Download the letter here.

October 25, 2023

Dear AIA Members,

You may have recently received or heard about the purple notices from the City of Austin showing up in mailboxes across the city, which indicate proposed changes to the codes governing low and medium-density residential lots. You may also have read or heard from other organizations and neighborhood groups citing a range of revisions not currently part of the resolution and making misleading claims about the impact of what is included.

AIA Austin would like to take the opportunity to help explain what we currently know to be in the proposal to help foster truth and accountability within the community around the HOME Initiative.

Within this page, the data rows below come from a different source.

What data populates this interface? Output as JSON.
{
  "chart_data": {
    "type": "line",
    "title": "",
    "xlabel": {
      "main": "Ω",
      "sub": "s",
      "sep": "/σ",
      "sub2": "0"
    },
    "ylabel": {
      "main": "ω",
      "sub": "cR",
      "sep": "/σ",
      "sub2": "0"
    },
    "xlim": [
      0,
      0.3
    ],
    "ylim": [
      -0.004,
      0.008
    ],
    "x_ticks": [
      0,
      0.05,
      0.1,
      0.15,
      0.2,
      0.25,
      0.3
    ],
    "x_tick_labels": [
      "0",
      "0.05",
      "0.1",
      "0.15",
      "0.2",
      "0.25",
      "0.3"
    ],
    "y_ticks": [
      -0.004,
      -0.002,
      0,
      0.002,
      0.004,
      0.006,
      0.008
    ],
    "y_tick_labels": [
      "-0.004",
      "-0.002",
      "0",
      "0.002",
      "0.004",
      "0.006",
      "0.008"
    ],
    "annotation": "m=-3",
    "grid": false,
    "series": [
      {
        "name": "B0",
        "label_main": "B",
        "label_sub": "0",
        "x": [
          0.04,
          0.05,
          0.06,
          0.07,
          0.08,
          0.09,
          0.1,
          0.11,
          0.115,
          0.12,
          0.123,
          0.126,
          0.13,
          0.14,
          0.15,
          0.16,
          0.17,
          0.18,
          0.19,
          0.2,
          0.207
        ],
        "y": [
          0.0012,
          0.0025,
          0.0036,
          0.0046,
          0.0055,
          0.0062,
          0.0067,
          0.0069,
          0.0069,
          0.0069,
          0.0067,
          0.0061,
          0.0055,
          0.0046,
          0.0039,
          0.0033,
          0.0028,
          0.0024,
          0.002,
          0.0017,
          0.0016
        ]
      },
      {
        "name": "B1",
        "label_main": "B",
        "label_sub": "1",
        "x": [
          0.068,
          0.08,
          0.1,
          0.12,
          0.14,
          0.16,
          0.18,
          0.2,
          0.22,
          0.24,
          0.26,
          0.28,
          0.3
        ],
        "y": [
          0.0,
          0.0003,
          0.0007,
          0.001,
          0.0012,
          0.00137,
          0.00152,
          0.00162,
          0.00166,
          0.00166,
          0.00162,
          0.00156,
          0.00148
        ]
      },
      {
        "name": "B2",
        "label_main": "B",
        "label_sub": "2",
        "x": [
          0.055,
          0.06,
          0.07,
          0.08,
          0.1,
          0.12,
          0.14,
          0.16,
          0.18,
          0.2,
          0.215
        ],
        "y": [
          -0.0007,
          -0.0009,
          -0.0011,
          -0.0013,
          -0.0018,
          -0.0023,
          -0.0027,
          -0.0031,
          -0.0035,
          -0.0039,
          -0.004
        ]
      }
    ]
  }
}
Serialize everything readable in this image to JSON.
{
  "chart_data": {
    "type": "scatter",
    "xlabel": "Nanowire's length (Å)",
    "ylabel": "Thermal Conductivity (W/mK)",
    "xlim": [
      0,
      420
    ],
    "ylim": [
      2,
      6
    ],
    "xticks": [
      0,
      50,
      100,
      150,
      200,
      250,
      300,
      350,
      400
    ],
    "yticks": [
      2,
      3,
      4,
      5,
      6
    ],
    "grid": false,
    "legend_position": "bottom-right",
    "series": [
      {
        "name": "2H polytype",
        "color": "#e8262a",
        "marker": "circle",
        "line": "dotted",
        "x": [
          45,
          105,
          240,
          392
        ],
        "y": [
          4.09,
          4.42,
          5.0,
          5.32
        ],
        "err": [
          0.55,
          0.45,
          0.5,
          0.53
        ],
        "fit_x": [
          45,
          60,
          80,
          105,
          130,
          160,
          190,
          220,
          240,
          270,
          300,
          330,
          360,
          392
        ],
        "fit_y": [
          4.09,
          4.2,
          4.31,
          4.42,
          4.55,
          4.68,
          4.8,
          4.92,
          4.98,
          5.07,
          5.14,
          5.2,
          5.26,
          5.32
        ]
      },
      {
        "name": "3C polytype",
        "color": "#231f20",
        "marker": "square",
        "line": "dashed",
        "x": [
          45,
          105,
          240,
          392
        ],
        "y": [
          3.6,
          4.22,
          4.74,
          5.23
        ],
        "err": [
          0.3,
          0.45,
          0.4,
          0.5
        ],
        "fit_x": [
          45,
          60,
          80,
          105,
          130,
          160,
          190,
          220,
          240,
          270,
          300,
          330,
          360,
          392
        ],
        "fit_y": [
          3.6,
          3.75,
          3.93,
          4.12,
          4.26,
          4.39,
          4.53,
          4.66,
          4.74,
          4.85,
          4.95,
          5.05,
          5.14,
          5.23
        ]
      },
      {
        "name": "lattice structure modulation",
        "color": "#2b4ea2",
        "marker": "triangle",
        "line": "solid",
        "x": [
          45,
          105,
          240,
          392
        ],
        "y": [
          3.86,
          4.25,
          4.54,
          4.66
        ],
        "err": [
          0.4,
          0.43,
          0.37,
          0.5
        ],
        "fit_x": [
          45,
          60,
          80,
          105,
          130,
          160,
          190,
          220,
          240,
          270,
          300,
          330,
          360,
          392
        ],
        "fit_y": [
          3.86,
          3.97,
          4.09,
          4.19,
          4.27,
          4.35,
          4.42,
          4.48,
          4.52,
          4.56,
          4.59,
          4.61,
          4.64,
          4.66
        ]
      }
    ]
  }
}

Basics of the HOME Initiative
In recent years, many citizens, City Council members, city staff, and community groups have proposed various measures to help address the housing affordability crises that made Austin the most unaffordable city in Texas.

The HOME Initiative, Home Options for Middle-income Empowerment, is one suite of proposals put forward primarily by CM Leslie Pool (District 7) and co-sponsored by Mayor Pro Tem Paige Ellis. The resolution to draft amendments passed 9-2 at the 20 June 2023 City Council Meeting. These are modest measures that reflect policies put forth by a range of political orientations at the local and state levels.

While no one ordinance can solve such a massive housing affordability crisis, these proposed code changes will give architects, builders, homeowners, and community organizations new, powerful tools to increase housing projects that reflect the principles of Design for Equitable Communities, Design for Integration, and Design for Well-being in particular.

What is Included
The amendments under consideration in the fall of 2023 comprise only three modifications to the Land Development Code. While we expect the City Council to consider additional aspects of the HOME Initiatives in the first part of next year, the agenda for the first public hearing listed on the notice includes only three changes:

1. Establish a new Three-Unit Residential Use. This Use would be permitted on SF-1, SF-2, and SF-3 lots and exempt from Subchapter F (McMansion).
2. Revise the Uses that allow for two units. Two-Family Residential Use (which is the LDC terminology for ADUs) would be renamed to Two-Unit Residential Use and made more flexible by removing the detached and separation requirement, primary/secondary designations, STR-specific regulations, and redundant FAR, building cover, and second-story restrictions on the secondary unit. But one unit would still be limited to 1,100 square feet. These modifications provide additional flexibility in planning two units on a lot. For Duplex Use, the minimum lot size would be reduced to 5,750 square feet, and the common partition requirements would be removed. Both Duplex and Two-Unit Residential Uses would be exempt from Subchapter F (McMansion). The other Uses that allow for two units would be made redundant by these changes and deleted.
3. Remove unrelated adult occupancy restrictions. The discriminatory LDC Section 25-2-511 would be deleted entirely. The valid health and safety concerns for occupancy would remain governed by the more appropriate mechanisms of Texas Property Code 92.010 and the International Property Maintenance Codes.

What is Not Included
No other modifications are currently under consideration; minimum lot size changes and changes to compatibility setbacks are not included in the current resolution. Related revisions to the site plan process for small projects, known as “Site Plan Lite,” are under consideration separately from these three measures. These proposals will not create any new zoning districts and will not rezone any properties.

The proposed regulations will not require subdivision, will not require the creation of additional dwelling units, and will not outlaw or modify the ability to build a single-family house that is currently allowed.

For additional details on the current proposals, see the attached document outlining the modifications. This was provided as backup for the 26 October 2023 joint meeting of the City Council and the Planning Commission. This information is current as of the drafts released on 10 October 2023; it is important to note that the language may change as the process unfolds.

AIA Austin’s Position
The AIA Austin Housing Advocacy Committee has been working on modeling the HOME Initiative’s potential impacts. We are discussing our analysis with the city and council member staff and collaborating with a wide range of other professional organizations supporting this initiative.

We, along with others in our community, believe that these measures will help Austin’s housing affordability crises by opening opportunities to increase the number of housing units in the city. Creating additional dwelling units decreases the cost of each unit for the individual household compared to a single unit on the same lot since the units are smaller and the land cost is spread across multiple households. This, in turn, will make it easier for existing homeowners to retain their properties by lowering the barriers of entry to creating income-generating dwelling units and expanding the ability of residential service providers to serve some of the most vulnerable members of our community. As long as these changes do not allow for larger, more expensive individual houses than currently allowed, these newly available tools will operate within the residential fabric of the city and help to encourage missing middle housing types that have existed in the city in years past.

In summary, these proposals do not negatively impact the residents’ health, safety, and welfare. They enable greater opportunity for creative design solutions that can promote Design for Equitable Communities, increasing the diversity and vitality of our neighborhoods.